第12回 マデイラへの女子二人旅

 かれこれ二十年以上も前になるけれど、初めて鳥取から東京へ出てきて住みはじめた時に一番ショックを受けたのが、目黒区のマンションの水道水だった。蛇口から出てくる水をそのまま飲むのには結構な覚悟が必要だったが、今ではそれほど気にならなくなってしまった。鳥取では水道水は何の変哲もないただと水だと思っていたが、東京の水は特徴がありすぎて真夏のプールを思い出させた。
 実家がある鳥取には、年に何度か帰る。たいてい娘と一緒なので、女子二人旅だ。日本で一番人口の少ない県というだけあり、東京から比べると本当に田舎なのだけれど、人が少ない分自然が多く、公害も少ない。水がとてもきれいなことに加えて普通に売っている食べ物が何でも美味しいのが自慢のひとつだ。倉吉市の水道水がペットボトルが売られているのを見た時には首をかしげたが、これはどうやらお蔵入りしたようだ。
 さて、東京へ戻る前のお楽しみのひとつがお土産探し。いつも、何か新しいヒット商品が出ていないものかと、ショップの陳列棚を一通り見てまわる。試食をすることもある。でも、結局手を伸ばすのは石谷精華堂の「打吹公園(うつぶき)だんご」。
 白・黒・抹茶のこしあんで包まれた餅が串に刺さっている三色団子で、賞味期限は2、3日ほどしかない。できたその日に食べるとなんとも柔らかくてほどよい甘さがたまらず、1本食べて終わることはない。思わず2本、3本と手が出てしまう。3人家族だと、10本入りの箱は2日もあれば空になる。柳さんもそうなのだが、一度お土産で持ち帰ると必ず皆が気に入ってくれる。だからいつも買うことになる。
 京都河道屋の蕎麦ぼうるだとか、伊勢の赤福だとか、地方の名物菓子は日本全国津々浦々に存在する。そして海外でも同じようなことがあることを、マデイラへの女子二人旅の時に発見した。

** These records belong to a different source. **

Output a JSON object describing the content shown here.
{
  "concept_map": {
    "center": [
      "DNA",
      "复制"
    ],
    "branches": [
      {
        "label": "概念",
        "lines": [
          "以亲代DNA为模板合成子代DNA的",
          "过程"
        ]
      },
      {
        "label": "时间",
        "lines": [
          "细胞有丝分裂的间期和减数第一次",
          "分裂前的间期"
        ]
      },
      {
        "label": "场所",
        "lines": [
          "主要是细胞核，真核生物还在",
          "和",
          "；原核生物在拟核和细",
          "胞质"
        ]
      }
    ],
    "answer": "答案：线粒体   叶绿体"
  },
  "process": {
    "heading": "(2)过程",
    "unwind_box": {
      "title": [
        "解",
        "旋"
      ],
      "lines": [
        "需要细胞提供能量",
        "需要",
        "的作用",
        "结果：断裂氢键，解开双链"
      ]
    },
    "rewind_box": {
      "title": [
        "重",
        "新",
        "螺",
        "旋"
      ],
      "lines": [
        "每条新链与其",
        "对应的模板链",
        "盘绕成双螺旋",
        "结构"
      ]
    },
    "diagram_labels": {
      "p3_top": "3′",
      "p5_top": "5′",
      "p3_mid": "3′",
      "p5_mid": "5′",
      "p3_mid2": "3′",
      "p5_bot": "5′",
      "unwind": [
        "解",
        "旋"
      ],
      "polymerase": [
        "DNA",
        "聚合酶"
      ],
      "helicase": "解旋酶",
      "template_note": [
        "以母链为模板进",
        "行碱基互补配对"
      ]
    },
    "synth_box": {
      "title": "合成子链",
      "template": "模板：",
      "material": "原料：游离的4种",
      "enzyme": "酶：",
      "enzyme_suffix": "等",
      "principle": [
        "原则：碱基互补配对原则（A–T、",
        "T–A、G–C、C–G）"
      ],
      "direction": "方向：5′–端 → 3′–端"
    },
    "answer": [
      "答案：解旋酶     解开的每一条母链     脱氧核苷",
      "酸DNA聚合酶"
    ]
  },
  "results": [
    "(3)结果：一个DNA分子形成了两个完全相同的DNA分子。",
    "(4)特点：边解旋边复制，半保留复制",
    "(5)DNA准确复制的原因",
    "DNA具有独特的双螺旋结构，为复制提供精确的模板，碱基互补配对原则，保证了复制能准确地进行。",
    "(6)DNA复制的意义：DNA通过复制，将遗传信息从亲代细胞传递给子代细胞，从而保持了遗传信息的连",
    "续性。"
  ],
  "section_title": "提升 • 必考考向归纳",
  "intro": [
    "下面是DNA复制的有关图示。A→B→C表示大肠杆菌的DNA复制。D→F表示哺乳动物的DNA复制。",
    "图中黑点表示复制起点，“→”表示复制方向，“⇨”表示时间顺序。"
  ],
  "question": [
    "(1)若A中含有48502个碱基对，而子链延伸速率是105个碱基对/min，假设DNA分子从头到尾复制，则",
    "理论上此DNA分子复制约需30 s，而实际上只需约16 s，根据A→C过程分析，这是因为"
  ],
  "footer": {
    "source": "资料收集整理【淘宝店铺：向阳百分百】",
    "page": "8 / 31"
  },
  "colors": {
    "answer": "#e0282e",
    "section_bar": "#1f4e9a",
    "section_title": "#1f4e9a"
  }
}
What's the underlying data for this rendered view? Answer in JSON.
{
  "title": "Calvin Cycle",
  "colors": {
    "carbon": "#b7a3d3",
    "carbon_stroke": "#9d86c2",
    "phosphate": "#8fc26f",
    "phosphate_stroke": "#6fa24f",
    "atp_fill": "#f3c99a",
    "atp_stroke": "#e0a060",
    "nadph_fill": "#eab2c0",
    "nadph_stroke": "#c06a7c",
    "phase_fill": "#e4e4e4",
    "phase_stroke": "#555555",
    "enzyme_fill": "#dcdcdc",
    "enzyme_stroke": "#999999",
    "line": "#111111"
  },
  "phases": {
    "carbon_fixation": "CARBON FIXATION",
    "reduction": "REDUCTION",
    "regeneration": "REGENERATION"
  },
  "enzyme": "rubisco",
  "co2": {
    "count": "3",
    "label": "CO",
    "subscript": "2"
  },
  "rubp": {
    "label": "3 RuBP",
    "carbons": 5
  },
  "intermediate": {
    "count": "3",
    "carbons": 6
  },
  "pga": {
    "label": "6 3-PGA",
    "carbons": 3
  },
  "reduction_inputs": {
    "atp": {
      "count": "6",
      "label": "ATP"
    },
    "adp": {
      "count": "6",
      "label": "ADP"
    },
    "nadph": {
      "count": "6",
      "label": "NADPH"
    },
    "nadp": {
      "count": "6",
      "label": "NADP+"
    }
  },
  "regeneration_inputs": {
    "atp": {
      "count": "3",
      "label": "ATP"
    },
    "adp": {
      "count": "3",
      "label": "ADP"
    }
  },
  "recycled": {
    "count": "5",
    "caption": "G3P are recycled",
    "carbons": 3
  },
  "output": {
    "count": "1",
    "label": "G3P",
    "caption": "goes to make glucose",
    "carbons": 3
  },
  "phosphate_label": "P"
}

 初めてのポルトガル行き、しかも大西洋に浮かぶ小さなポルトガル領のマデイラ島への旅は、初対面のバーテンダー、Mさんと。彼女は東京にも住んでいたことがあるが、数年前から故郷の福岡へ戻ってバーでシェイカーをふるっている。マデイラワインとのつきあいは私より長いけれど、訪問するのはやはり今回が初めてだった。
 Mさんは福岡から羽田経由で成田まで来てから国際線なので、旅行の途中で疲れが出はしないかと少し心配していた。ところが成田で初めて対面すると、Mさんは、にこやかでハキハキとした口調のエネルギッシュな人で、一週間の旅友として肌が合いそうだとすぐにわかった。Mさんと私は、たぶんタイプが正反対で、いわゆるデコボココンビだったのだと思う。長期間一緒に過ごすには、こういう風に異なるタイプの人とのほうがお互いに補完し合ってしっくりくる時がある。汗っかきなMさんに対して冷え性の私の体質に似て、気質も温と冷という感じだから、良い具合にバランスがとれた空気ができあがるのだ。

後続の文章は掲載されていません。